An efficient non‐linear least‐squares 1D inversion scheme for resistivity and IP sounding data

Non‐linear least‐squares inversion operates iteratively by updating the model parameters in each step by a correction vector which is the solution of a set of normal equations. Inversion of geoelectrical data is an ill‐posed problem. This and the ensuing suboptimality restrict the initial model to being in the near vicinity of the true model. The problem may be reduced by introducing damping into the system of equations. It is shown that an appropriate choice of the damping parameter obtained adaptively and the use of a conjugate‐gradient algorithm to solve the normal equations make the 1D inversion scheme efficient and robust.
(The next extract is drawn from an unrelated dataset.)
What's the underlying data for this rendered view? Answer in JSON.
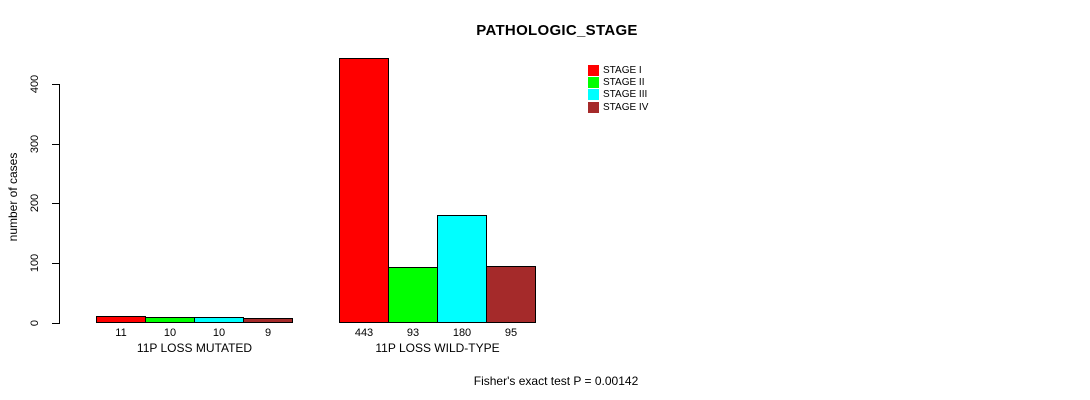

The scheme uses an optimal damping parameter that is dependent on the noise in the data, in each iterative step. The changes in the damping and relative residual error with iteration number are illustrated. A comparison of its efficacy over the conventional Marquardt and simulated annealing methods, tested on Inman's model, is made. Inversion of induced polarization (IP) sounding is obtained by inverting twice (true and modified) DC apparent resistivity data. The inversion of IP data presented here is generic and can be applied to any of the IP observables, such as chargeability, frequency effect, phase, etc., as long as these observables are explicitly related to the DC apparent resistivity. The scheme is used successfully in inverting noise‐free and noisy synthetic data and field data taken from the published literature.